La nature de la conscience
La conscience est la faculté intérieure par laquelle la personne reconnaît la qualité morale des actes qu'elle accomplit ou envisage d'accomplir. Elle est la voix intérieure qui nous dit ce qui est bien et ce qui est mal, ce qui doit être fait et ce qui doit être évité. La conscience n'est pas une simple opinion subjective, mais elle est l'application de la loi morale universelle aux actes particuliers d'une personne donnée. Elle est le jugement pratique de la raison par lequel on détermine si un acte doit être posé ou non.
La dignité inviolable de la conscience
L'Église proclame que la conscience est un sanctuaire inviolable. Nul ne peut être contraint à agir contre sa conscience, ni puni pour avoir suivi les dictames de sa conscience rectement formée. Cette inviolabilité de la conscience découle de la dignité même de la personne humaine, créée libre et responsable de ses actes devant Dieu. Le Magistère de l'Église affirme que la conscience doit être respectée, même lorsqu'elle se trompe de bonne foi, car elle exprime l'exercice de la liberté personnelle dans la recherche de la vérité morale.

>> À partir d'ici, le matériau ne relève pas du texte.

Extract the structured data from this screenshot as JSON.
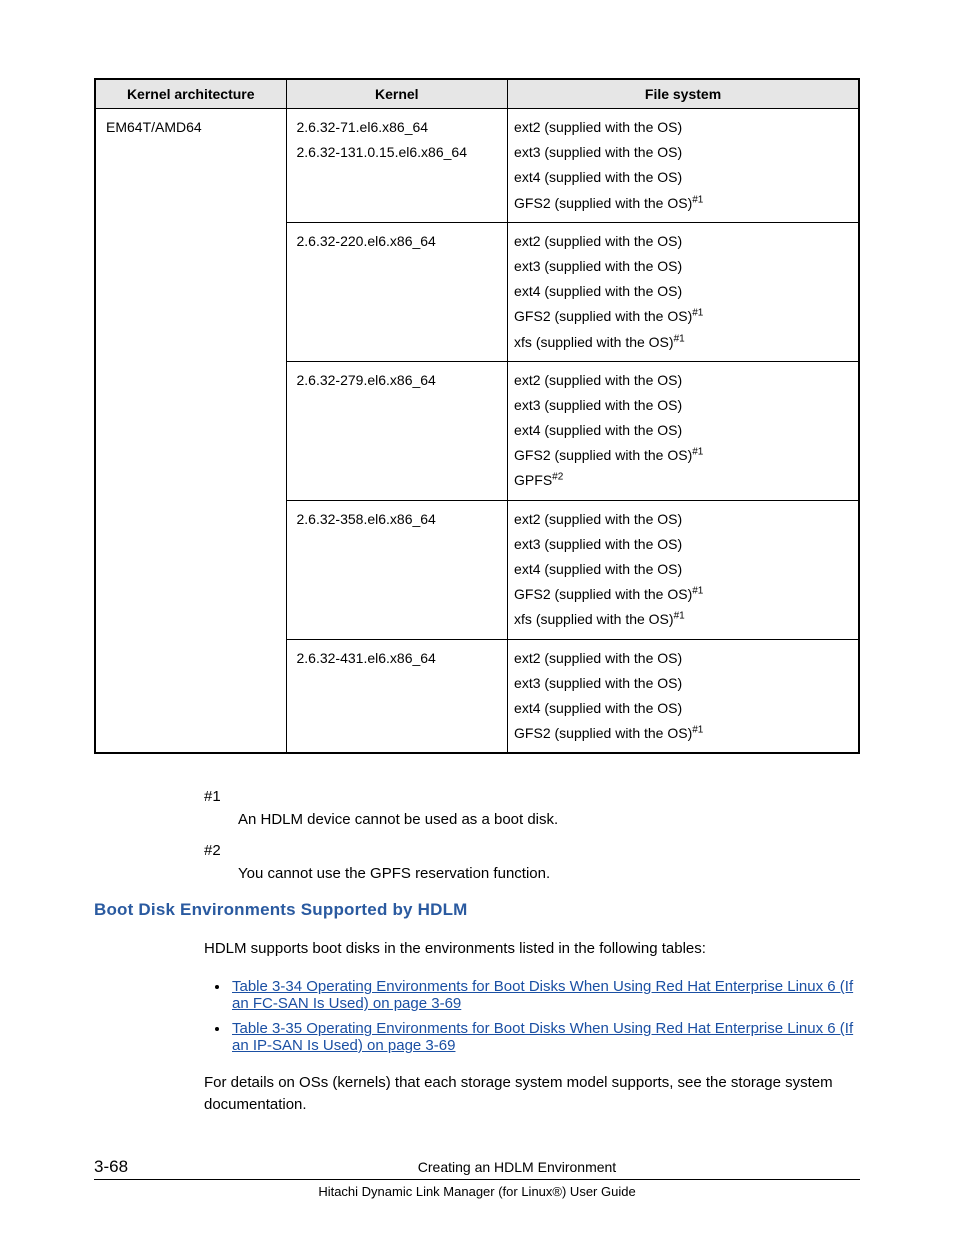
{
  "table": {
    "headers": [
      "Kernel architecture",
      "Kernel",
      "File system"
    ],
    "arch": "EM64T/AMD64",
    "rows": [
      {
        "kernels": [
          "2.6.32-71.el6.x86_64",
          "2.6.32-131.0.15.el6.x86_64"
        ],
        "fs": [
          {
            "text": "ext2 (supplied with the OS)"
          },
          {
            "text": "ext3 (supplied with the OS)"
          },
          {
            "text": "ext4 (supplied with the OS)"
          },
          {
            "text": "GFS2 (supplied with the OS)",
            "sup": "#1"
          }
        ]
      },
      {
        "kernels": [
          "2.6.32-220.el6.x86_64"
        ],
        "fs": [
          {
            "text": "ext2 (supplied with the OS)"
          },
          {
            "text": "ext3 (supplied with the OS)"
          },
          {
            "text": "ext4 (supplied with the OS)"
          },
          {
            "text": "GFS2 (supplied with the OS)",
            "sup": "#1"
          },
          {
            "text": "xfs (supplied with the OS)",
            "sup": "#1"
          }
        ]
      },
      {
        "kernels": [
          "2.6.32-279.el6.x86_64"
        ],
        "fs": [
          {
            "text": "ext2 (supplied with the OS)"
          },
          {
            "text": "ext3 (supplied with the OS)"
          },
          {
            "text": "ext4 (supplied with the OS)"
          },
          {
            "text": "GFS2 (supplied with the OS)",
            "sup": "#1"
          },
          {
            "text": "GPFS",
            "sup": "#2"
          }
        ]
      },
      {
        "kernels": [
          "2.6.32-358.el6.x86_64"
        ],
        "fs": [
          {
            "text": "ext2 (supplied with the OS)"
          },
          {
            "text": "ext3 (supplied with the OS)"
          },
          {
            "text": "ext4 (supplied with the OS)"
          },
          {
            "text": "GFS2 (supplied with the OS)",
            "sup": "#1"
          },
          {
            "text": "xfs (supplied with the OS)",
            "sup": "#1"
          }
        ]
      },
      {
        "kernels": [
          "2.6.32-431.el6.x86_64"
        ],
        "fs": [
          {
            "text": "ext2 (supplied with the OS)"
          },
          {
            "text": "ext3 (supplied with the OS)"
          },
          {
            "text": "ext4 (supplied with the OS)"
          },
          {
            "text": "GFS2 (supplied with the OS)",
            "sup": "#1"
          }
        ]
      }
    ]
  },
  "notes": {
    "n1_label": "#1",
    "n1_text": "An HDLM device cannot be used as a boot disk.",
    "n2_label": "#2",
    "n2_text": "You cannot use the GPFS reservation function."
  },
  "section_heading": "Boot Disk Environments Supported by HDLM",
  "body": {
    "intro": "HDLM supports boot disks in the environments listed in the following tables:",
    "link1": "Table 3-34 Operating Environments for Boot Disks When Using Red Hat Enterprise Linux 6 (If an FC-SAN Is Used) on page 3-69",
    "link2": "Table 3-35 Operating Environments for Boot Disks When Using Red Hat Enterprise Linux 6 (If an IP-SAN Is Used) on page 3-69",
    "outro": "For details on OSs (kernels) that each storage system model supports, see the storage system documentation."
  },
  "footer": {
    "page": "3-68",
    "title": "Creating an HDLM Environment",
    "sub": "Hitachi Dynamic Link Manager (for Linux®) User Guide"
  }
}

Le droit naturel à la liberté de conscience
La liberté de conscience est un droit naturel, c'est-à-dire un droit qui découle de la nature même de la personne humaine. Elle n'est pas un cadeau gracieux de l'État ou de la société, mais un droit que tout homme possède simplement du fait qu'il est homme. Ce droit est antérieur à toute legislation positive et doit être respecté par tout pouvoir temporel. Personne ne peut imposer à une conscience captive une croyance qu'elle ne partage pas, ni forcer quelqu'un à agir contre sa conviction morale.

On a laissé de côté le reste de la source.